The service crew has been reduced from 10-15 to 5. This is because the ship is not a military vessel. It’s been modelled on modern deep-sea merchant ships, where extensive maintenance is usually carried out by additional crew temporarily brought on board (a ‘riding crew’) or during periodic inspection/maintenance periods in port. Also, merchant ships don’t have the same requirement for spare personnel to allow full operation with battle casualties (unlike military vessels).

The ‘flight’ branch requirement in High Guard is for a flight control officer, plus a pilot for each craft, plus at least one maintenance person per craft. Again, as this is not a military ship and as the craft are purely lifeboats not fighters or patrol craft this requirement has been ignored. In the Crew List some of the service crew have been given Ship’s Boat training to allow them to launch a lifeboat. This is what is done on modern oil and gas platforms, where the service crew work in safe areas and are therefore not expected to be caught up in a serious incident, making it more likely that trained personnel will be available to prepare the boats for launch without delay.

The number on board (22) is similar to that on present-day mid-sized deep-sea merchant ships. If the crew size was changed then either some cabins would have to go to double-occupancy, or another deck of cabins could be added. This would give another 32 tons for cabins, but reduce cargo space by the same amount.

I’ve tried to interpret the large space required for the bridge and computer in a way that makes sense for what we know about modern technology. Under the High Guard rules the bridge and computer take up all of D-Deck, the central portions of Decks 1 and 2, and the ‘service trunks’ on A-Deck, B-Deck and C-Deck. If you want to follow the rules exactly simply grey-out these areas and mark them ‘avionics’ and you’re good to go. I’ve re-imagined these spaces, interpreting the ‘bridge as including all the systems required to allow the ship to function, not just avionics. I’ve tried to ignore things which might not be on far-future starships (things like instrument air systems and hydraulic systems) but included things like life support and electrical rooms (which I’ve guessed might still be required in the future).

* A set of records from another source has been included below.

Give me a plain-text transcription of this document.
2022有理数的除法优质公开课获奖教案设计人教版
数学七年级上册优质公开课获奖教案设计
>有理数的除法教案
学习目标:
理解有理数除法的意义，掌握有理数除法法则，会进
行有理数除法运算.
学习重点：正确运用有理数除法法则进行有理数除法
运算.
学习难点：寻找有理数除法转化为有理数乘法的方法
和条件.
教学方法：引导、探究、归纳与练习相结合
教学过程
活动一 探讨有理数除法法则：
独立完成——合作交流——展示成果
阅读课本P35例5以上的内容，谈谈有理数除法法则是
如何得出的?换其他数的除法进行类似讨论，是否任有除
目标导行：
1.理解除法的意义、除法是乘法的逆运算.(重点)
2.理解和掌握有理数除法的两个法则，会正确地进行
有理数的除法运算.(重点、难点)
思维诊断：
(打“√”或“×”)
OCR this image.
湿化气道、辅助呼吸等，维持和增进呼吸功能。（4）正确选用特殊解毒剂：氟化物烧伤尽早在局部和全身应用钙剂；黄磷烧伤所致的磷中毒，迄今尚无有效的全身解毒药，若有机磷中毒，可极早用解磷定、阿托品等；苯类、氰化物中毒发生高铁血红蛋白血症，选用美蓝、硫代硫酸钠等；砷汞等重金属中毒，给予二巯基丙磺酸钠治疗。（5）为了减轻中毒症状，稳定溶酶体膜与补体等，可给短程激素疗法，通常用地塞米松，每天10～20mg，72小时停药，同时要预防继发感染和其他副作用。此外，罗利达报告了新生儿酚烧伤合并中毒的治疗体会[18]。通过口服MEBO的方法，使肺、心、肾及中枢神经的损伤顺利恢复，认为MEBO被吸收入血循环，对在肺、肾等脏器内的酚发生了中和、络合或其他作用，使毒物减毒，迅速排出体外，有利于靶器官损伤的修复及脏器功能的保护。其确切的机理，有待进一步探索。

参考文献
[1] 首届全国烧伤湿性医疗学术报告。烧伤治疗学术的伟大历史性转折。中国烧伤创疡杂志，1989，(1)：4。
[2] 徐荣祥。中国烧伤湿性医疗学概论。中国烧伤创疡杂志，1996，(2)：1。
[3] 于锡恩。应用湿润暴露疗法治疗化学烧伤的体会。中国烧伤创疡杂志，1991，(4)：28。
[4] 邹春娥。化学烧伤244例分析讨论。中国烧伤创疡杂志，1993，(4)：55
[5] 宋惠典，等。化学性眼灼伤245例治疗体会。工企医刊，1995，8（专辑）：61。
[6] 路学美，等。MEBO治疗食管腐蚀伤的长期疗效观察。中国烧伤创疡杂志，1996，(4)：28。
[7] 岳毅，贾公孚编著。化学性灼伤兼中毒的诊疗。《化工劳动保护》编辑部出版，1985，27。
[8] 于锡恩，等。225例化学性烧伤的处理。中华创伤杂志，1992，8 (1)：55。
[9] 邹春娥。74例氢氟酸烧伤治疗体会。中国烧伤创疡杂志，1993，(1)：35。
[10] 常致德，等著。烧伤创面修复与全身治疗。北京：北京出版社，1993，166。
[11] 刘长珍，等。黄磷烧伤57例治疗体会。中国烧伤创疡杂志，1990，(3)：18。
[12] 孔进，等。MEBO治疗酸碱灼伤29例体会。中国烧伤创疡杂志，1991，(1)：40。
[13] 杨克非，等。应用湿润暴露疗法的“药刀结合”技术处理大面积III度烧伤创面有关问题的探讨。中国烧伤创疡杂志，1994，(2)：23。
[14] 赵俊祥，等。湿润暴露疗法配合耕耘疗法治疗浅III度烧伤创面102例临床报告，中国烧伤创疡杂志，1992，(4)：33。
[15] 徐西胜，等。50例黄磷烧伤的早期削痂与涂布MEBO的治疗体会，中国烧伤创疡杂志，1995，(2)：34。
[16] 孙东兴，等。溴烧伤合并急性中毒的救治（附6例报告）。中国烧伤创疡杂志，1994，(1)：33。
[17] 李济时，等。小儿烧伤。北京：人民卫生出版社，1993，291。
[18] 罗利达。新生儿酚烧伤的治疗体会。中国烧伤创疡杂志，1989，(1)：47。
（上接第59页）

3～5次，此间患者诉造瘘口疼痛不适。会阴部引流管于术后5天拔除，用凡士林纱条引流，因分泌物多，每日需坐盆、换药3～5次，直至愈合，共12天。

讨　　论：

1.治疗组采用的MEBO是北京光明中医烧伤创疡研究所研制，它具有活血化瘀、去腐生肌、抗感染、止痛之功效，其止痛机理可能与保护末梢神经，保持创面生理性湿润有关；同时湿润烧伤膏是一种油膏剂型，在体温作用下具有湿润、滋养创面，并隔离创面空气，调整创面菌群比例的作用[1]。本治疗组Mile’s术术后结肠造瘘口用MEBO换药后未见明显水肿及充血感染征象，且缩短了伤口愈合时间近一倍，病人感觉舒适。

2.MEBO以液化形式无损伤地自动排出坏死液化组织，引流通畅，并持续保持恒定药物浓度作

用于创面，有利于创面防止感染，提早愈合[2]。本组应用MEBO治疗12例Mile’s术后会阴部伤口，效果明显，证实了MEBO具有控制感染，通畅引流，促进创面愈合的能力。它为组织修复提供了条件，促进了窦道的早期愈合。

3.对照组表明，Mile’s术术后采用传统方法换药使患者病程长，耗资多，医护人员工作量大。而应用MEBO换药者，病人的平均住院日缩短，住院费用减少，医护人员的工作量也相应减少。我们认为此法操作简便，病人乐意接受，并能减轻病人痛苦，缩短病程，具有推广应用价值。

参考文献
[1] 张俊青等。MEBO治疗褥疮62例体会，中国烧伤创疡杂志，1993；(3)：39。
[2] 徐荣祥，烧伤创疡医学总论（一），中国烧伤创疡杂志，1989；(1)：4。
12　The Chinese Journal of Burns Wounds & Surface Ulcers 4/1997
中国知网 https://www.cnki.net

I’ve kept the computer as its full size, but also named it the ‘integrated control and safety system’. The control systems on present-day oil and gas facilities can take up a whole room, it’s much more complicated than simply a computer chip, so perhaps that’ll still be the case in the far future. I’ve not added things like an emergency generator or battery backup for essential services, it seemed like a step too far and risked crossing over to the space defined for ‘power generation’ in the High Guard rules.

A tunnel has been included running down the centre of the cargo area. This is because I had a hard time imagining the crew not being able to intervene if there was an issue with the cargo whilst in jump space. Under CT rules a person dies as soon as they are outside the hull in jump space, so I added this unpressurised enclosure as a mid-way compromise between either inaccessible cargo at one extreme or a fully enclosed hull at another. Neither of those options really fitted what I imagined for this ship.

I assumed that cargo would be carried in containers in the future. These containers shown in the drawings are nearly the same size as 45-foot containers in use nowadays, and have an easy-to-use 10-ton volume. If every slot was filled there would actually be 3,300 tons of cargo carried, rather than the designed 3,276 tons of cargo (24 tons too many). It’s normal for modern container ships not to be 100% full, so simply leave three slots unfilled.